After half a decade of binge-watching, Apple TV and Disney+ are taking us back to the ancient custom of releasing television programmes weekly, on an episode-by-episode basis. “Look at you, you swine, lapping up our delicious televisual victuals without stopping to savour. You will take what you’re given in the form it’s given and you’ll like it, you greedy piglets,” they both said in an official press release.

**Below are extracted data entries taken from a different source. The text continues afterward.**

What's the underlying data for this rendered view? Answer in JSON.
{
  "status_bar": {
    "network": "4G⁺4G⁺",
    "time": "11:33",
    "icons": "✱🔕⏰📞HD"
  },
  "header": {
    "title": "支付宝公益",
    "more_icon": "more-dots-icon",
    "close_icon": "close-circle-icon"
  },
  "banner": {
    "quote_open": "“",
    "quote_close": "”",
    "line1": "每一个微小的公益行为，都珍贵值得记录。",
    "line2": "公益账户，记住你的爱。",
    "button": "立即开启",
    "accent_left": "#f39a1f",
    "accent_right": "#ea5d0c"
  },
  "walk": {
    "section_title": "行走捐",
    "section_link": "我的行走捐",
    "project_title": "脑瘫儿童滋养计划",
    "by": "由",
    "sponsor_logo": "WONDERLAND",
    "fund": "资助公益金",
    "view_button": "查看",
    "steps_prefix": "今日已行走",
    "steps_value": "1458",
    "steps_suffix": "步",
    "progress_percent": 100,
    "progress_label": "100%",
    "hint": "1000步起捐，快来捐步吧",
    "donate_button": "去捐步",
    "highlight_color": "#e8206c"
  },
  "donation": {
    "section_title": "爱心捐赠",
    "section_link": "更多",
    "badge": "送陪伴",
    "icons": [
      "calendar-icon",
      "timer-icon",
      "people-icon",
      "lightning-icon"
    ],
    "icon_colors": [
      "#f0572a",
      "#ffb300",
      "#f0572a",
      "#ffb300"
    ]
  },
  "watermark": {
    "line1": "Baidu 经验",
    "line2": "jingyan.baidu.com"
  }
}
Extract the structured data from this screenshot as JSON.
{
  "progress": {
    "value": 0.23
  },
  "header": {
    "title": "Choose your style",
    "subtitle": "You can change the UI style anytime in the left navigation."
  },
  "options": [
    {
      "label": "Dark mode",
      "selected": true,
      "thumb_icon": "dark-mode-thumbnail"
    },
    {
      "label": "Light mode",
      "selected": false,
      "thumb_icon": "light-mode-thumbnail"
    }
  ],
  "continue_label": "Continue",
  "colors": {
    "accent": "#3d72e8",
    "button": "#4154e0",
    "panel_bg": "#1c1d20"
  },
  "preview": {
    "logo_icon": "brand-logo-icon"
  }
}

Sequels, prequels, reboots

The television industry of the 21st century has not yet met an ancient piece of intellectual property that it doesn’t want to sequelise, prequelise or reboot. To this end I wish to once again pitch Peekaboo. A screen is filled by two hands over a face. The hands are removed. It’s Oprah. “Peekaboo,” she says. Hands cover the face again. They are removed. It’s the Rock. “Peekaboo.” Hands cover the face again. They are removed. It’s Alf, from the sitcom Alf. “Peekaboo,” he says. Hands cover the face again. They are removed. It’s Jar Jar Binks. “Peekaboo.” Hands cover the face again. They are removed. It’s the queen. “Peekaboo,” she says. You get the gist. Each reveal is someone more famous and charismatic than the last, each moment a cliffhanger. I will happily sell this idea to a streamer for $$$$.